A Central de Regulação dos Serviços de Saúde completou um ano na terça-feira, 11 de agosto, e está sendo considerada "conquista da sociedade" e "grande avanço para a saúde pública unaiense". Com a implantação da Central de Regulação, o município acabou com as filas de madrugada em frente às unidades de saúde (para marcação de consultas e exames) e reduziu a demanda reprimida por cirurgias eletivas (sem urgência) e por outros serviços reclamados pela população.

Quando inaugurou a unidade, em 11 de agosto de 2014, o prefeito Delvito Alves enfatizou que a principal característica da Central de Regulação seria tirar das mãos dos agentes políticos a influência na marcação de consultas, exames e cirurgias.

À época da instalação da unidade, o prefeito afirmou o seguinte: "Queremos acabar com os privilégios no atendimento à saúde. Ninguém mais terá vantagens para conseguir consultas, exames, cirurgias ou internações, simplesmente por ser amigo do prefeito, do vice-prefeito, ou porque é indicado pelo vereador, pelo secretário municipal ou por servidor público. A saúde de Unaí não será mais moeda de troca eleitoral".

Para garantir que isso fosse seguido (a eliminação do favorecimento político na saúde), o prefeito nomeou somente servidores ocupantes de cargos efetivos (concursados) para coordenar a Central de Regulação. "O critério para os encaminhamentos serão exclusivamente técnicos. O cidadão em busca de procedimentos na área de saúde terá de passar pela equipe ou pelos médicos reguladores para o encaminhamento", assegurou Delvito, à época.

Para verificar se as promessas do prefeito foram cumpridas, e se a Central de Regulação está conseguindo fazer avançar os serviços, confira entrevista (a seguir) com a coordenadora geral da unidade, Juliana Luiz, servidora efetiva do município há mais de 10 anos.

Ricardo Ribas – A Central de Regulação dos Serviços de Saúde, ou simplesmente Central de Regulação, completou um ano no dia 11 de agosto. Como você avalia esse período?

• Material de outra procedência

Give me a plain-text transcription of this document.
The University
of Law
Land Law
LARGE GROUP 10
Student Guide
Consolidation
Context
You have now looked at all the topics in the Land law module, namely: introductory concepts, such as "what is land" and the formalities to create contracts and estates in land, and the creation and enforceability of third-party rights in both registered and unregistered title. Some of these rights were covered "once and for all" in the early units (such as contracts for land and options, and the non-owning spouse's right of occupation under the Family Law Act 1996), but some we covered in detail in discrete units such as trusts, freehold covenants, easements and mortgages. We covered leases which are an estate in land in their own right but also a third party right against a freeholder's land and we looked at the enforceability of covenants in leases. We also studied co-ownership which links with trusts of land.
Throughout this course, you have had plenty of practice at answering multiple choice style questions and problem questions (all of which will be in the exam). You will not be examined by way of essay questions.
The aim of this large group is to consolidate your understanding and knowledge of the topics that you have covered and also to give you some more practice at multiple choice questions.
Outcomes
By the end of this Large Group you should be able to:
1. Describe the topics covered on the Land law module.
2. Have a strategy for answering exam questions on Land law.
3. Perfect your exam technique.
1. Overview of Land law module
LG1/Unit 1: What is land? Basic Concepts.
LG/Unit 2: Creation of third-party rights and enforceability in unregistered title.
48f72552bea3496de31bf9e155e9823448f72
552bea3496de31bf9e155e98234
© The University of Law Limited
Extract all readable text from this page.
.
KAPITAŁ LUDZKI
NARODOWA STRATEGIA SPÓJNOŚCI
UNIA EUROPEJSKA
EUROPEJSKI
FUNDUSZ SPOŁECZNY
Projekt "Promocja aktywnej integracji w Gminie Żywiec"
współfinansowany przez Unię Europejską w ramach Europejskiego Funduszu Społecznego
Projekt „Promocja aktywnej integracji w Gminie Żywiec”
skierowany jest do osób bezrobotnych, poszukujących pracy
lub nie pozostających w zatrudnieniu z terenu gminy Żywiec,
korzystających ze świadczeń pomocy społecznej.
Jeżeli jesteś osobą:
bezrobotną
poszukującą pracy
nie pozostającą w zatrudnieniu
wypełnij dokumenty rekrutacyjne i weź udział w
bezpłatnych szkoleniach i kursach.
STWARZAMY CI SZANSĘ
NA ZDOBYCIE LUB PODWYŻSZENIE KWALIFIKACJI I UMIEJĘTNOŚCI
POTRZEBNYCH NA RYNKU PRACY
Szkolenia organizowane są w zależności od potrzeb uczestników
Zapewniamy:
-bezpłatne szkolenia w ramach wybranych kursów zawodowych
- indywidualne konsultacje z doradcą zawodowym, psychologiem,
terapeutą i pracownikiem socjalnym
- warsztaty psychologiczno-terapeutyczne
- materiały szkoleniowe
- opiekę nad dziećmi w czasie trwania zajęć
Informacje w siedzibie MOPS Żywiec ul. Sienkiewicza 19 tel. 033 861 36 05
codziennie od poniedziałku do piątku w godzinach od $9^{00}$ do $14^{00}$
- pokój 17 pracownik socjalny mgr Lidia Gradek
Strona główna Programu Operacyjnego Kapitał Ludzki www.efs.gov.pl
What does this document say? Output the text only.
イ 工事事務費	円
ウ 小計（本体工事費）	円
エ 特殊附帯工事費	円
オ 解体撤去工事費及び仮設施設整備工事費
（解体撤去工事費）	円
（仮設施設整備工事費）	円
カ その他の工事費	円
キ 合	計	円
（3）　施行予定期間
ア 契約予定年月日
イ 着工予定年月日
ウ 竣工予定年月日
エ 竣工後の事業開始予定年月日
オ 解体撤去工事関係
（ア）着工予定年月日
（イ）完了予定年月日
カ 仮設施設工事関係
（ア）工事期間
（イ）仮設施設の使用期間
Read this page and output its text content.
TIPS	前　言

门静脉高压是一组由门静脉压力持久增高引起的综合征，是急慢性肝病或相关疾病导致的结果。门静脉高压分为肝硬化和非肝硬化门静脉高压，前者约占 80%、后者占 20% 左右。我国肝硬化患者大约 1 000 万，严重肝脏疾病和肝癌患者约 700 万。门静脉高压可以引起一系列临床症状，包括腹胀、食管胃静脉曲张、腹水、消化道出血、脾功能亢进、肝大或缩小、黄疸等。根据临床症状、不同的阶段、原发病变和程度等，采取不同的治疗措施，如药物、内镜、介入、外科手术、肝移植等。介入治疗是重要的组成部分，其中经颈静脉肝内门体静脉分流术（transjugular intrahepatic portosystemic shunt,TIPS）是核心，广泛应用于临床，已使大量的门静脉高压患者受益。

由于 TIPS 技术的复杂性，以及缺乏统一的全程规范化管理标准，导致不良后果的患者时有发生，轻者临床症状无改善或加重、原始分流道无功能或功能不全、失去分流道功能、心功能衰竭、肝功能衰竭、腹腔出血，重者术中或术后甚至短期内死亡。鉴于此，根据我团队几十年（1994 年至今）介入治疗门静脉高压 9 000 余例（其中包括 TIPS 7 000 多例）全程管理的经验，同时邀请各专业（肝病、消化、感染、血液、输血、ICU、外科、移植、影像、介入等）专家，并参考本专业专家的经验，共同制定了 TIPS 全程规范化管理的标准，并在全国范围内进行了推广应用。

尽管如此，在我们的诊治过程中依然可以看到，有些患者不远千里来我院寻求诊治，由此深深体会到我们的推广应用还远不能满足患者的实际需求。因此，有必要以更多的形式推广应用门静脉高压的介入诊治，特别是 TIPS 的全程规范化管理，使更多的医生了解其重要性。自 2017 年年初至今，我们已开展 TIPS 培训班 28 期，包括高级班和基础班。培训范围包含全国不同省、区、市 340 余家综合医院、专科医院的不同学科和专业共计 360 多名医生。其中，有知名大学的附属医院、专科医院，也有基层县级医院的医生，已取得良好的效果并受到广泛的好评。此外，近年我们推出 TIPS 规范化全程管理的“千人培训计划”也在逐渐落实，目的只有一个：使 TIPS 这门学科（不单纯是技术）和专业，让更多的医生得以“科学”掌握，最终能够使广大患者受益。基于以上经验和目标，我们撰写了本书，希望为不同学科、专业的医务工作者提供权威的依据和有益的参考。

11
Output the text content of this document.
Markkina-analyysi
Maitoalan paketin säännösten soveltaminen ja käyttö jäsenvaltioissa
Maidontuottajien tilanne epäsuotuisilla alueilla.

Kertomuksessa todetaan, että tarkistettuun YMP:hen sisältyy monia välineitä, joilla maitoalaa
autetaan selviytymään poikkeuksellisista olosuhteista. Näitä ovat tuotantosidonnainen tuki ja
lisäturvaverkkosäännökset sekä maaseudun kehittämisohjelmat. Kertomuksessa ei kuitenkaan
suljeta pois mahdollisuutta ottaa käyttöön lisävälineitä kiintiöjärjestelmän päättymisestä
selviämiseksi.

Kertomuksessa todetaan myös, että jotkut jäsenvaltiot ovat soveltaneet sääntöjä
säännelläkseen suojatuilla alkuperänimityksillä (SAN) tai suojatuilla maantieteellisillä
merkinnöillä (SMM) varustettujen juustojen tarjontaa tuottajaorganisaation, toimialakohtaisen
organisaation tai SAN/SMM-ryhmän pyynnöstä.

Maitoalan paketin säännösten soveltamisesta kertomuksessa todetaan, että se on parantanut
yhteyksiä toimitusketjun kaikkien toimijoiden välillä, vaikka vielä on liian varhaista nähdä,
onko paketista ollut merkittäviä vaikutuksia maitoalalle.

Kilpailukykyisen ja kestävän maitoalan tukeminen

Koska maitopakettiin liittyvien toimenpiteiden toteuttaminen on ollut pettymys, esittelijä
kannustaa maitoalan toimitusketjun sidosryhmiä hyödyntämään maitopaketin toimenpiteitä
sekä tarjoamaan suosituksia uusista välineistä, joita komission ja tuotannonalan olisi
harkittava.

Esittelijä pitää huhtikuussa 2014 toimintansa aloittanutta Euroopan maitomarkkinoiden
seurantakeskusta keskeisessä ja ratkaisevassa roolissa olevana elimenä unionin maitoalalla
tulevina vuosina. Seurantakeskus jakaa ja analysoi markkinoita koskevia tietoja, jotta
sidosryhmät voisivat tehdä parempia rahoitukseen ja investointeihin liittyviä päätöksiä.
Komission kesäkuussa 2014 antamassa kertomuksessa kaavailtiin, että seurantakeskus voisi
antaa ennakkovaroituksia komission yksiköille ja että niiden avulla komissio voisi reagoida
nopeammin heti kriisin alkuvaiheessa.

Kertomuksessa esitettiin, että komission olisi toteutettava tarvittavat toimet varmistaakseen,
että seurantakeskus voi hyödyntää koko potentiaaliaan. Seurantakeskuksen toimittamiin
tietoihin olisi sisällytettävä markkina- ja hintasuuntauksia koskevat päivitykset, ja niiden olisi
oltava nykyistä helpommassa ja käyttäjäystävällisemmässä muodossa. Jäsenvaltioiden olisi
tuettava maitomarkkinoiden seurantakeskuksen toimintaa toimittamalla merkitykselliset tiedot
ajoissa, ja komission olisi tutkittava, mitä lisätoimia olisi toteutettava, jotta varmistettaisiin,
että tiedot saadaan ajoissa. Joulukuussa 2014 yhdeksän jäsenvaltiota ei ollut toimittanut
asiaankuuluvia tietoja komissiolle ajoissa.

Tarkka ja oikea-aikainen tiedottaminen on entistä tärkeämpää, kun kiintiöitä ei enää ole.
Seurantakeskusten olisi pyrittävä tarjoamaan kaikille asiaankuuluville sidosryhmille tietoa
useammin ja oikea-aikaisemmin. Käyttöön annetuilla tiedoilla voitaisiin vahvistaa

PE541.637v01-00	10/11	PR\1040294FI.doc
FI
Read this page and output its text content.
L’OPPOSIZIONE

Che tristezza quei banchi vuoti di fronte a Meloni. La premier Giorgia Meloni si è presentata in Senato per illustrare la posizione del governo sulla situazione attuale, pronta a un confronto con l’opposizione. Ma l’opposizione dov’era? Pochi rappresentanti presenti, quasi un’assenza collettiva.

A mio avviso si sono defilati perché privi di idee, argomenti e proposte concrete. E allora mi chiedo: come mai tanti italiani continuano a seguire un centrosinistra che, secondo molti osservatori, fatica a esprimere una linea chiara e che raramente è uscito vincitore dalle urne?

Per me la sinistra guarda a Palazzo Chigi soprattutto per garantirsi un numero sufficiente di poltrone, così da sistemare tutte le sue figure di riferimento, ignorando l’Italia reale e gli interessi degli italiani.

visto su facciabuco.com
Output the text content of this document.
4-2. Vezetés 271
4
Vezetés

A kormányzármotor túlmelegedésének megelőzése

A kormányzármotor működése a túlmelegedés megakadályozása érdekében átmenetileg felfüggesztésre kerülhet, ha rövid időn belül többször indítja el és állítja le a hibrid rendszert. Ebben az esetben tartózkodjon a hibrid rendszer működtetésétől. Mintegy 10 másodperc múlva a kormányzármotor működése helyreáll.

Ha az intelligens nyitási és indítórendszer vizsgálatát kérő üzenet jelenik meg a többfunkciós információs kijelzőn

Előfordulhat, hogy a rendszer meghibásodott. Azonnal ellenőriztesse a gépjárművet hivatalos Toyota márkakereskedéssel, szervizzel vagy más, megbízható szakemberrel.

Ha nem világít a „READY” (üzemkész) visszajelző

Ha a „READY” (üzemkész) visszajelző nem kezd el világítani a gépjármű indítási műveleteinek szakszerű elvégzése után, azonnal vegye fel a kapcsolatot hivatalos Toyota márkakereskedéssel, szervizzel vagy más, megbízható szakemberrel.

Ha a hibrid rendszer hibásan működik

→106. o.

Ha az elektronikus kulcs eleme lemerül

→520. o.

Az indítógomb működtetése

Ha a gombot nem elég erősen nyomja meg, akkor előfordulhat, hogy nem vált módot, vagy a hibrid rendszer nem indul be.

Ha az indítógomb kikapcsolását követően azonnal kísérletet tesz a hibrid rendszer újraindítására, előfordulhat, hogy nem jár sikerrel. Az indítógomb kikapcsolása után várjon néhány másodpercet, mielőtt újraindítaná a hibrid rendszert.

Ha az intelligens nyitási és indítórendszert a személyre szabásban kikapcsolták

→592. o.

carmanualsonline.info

Juliana Luiz – Já conseguimos encaminhar diversas situações de demanda reprimida que se arrastavam havia anos. Tudo o que estava parado foi avaliado pela equipe de regulação. Foi feita uma triagem do que era mais urgente e do que não era (urgente) e podia esperar. Os serviços mais urgentes foram revistos pela equipe reguladora e foram atendidos. O que tinha mais de seis meses na fila de espera foi reavaliado. Muitas consultas tiveram de passar pela avaliação médica, para verificar a necessidade de pedidos de novos exames, enfim.

Ricardo – Então não há mais demanda reprimida na saúde pública unaiense?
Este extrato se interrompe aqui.